Au final, on obtient une sorte de purée collante, dont le goût se relève avec la sauce arachide pimentée qui me fait tousser ^^, et on la mange (à la main, c’est plus drôle et meilleur) avec des morceaux de viande et de wagassi. C’est trooooooop bon !

Eyi zaandè !

Aujourd’hui je vous présente le wagassi, un fromage artisanal peuhl à base de lait de vache,  frais et blanc. Sa consistance fait un peu penser à celle de la mozarella, mais son goût doux et presque neutre, peu salé, est différent;  le wagassi se présente plutôt sous forme de galette épaisse d’environ deux centimètres. Parfois sa surface  est rougie, à cause de la feuille de sorgho qui sert à l’envelopper pour le conserver plus longtemps, d’après ce qu’on m’a dit.

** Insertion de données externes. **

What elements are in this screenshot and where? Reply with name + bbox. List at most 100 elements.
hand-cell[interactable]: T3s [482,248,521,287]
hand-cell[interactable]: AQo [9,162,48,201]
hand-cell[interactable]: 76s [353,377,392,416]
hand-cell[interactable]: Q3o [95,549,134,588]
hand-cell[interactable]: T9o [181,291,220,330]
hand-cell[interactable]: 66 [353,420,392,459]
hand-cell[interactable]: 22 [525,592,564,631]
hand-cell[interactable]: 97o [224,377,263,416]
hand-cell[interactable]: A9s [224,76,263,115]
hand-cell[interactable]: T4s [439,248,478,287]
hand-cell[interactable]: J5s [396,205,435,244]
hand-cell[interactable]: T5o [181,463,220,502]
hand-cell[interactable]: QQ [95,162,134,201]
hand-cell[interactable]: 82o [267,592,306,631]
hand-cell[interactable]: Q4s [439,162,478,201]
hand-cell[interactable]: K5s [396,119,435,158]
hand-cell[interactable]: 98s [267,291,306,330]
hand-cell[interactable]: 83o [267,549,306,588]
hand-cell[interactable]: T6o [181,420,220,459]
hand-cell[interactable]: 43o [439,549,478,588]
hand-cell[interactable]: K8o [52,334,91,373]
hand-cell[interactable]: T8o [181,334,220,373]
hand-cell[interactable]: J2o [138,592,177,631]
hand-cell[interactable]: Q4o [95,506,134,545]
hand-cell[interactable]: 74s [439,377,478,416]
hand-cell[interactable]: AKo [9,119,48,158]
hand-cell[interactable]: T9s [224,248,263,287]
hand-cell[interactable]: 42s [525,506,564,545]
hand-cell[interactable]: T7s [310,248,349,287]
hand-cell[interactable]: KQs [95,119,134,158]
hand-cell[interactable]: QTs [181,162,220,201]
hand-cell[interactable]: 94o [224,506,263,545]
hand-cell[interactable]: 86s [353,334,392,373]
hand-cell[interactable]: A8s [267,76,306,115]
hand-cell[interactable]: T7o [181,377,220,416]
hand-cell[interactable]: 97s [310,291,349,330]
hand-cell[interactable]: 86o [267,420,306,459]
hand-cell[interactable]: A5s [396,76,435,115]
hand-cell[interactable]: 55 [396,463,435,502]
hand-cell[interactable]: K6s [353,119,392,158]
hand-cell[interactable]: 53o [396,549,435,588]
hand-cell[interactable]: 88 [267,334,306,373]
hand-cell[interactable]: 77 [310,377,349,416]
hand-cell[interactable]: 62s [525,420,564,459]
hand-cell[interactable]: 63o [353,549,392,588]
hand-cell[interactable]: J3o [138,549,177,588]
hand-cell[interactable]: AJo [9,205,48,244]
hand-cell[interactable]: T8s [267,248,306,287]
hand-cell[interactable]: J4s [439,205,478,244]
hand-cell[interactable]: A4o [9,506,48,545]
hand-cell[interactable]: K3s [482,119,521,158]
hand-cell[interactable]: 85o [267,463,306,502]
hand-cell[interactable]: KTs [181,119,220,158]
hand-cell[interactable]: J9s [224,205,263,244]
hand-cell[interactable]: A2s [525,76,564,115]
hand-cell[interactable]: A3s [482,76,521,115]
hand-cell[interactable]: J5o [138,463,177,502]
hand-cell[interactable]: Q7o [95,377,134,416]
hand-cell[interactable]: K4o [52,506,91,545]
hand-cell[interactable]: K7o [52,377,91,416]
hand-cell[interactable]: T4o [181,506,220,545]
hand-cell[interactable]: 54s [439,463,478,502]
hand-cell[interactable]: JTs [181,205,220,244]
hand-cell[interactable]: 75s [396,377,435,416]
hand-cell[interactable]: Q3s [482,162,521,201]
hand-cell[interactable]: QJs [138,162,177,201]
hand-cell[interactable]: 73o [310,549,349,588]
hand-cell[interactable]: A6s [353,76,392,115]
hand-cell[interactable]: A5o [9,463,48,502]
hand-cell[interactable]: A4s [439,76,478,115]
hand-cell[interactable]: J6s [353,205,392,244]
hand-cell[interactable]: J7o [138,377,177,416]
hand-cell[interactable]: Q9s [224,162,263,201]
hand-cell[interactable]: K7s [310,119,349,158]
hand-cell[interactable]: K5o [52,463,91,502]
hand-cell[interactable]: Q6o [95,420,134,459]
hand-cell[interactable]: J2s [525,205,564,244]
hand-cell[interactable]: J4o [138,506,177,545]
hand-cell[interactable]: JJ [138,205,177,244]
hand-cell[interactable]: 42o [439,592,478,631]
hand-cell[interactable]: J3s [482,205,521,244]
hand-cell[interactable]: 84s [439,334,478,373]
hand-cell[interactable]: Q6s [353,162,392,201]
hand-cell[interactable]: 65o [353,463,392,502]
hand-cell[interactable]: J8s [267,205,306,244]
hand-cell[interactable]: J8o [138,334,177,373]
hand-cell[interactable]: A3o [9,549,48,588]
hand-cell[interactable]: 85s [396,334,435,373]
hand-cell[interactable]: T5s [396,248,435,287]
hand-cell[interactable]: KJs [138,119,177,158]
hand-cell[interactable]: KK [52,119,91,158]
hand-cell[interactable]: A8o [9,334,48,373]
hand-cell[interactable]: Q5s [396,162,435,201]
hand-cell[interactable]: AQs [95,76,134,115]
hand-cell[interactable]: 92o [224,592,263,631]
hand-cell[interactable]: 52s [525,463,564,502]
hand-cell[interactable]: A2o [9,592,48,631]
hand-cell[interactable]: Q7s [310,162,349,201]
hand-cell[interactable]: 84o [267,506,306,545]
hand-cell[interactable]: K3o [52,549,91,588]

Il est souvent vendu (mais il est parfois difficile à trouver) « au bord de la voie » par des femmes qui le portent sur la tête dans une bassine, ou au marché;  mais en choisissant soigneusement, pas de danger.
Surtout si on le fait bouillir avant de le faire frire (c’est comme ça qu’on le consomme généralement, en garniture d’un plat, trempé dans la sauce (arachide par exemple) et quand je mange au maquis, si je ne prends pas de poisson, je préfère souvent en commander à la place des morceaux de viande.

Même si ça n’a rien à voir avec le fromage tel qu’un Français pourrait se le représenter, c’est franchement pas mauvais du tout !

Eyi zaandè…

Je continue dans la rubrique cuisine, pour rattraper un peu mon retard, mais aussi parce que je suis un peu obligée de vivre sur mes « réserves » de photos, mon appareil étant (temporairement, j’espère) hors service, argh !!!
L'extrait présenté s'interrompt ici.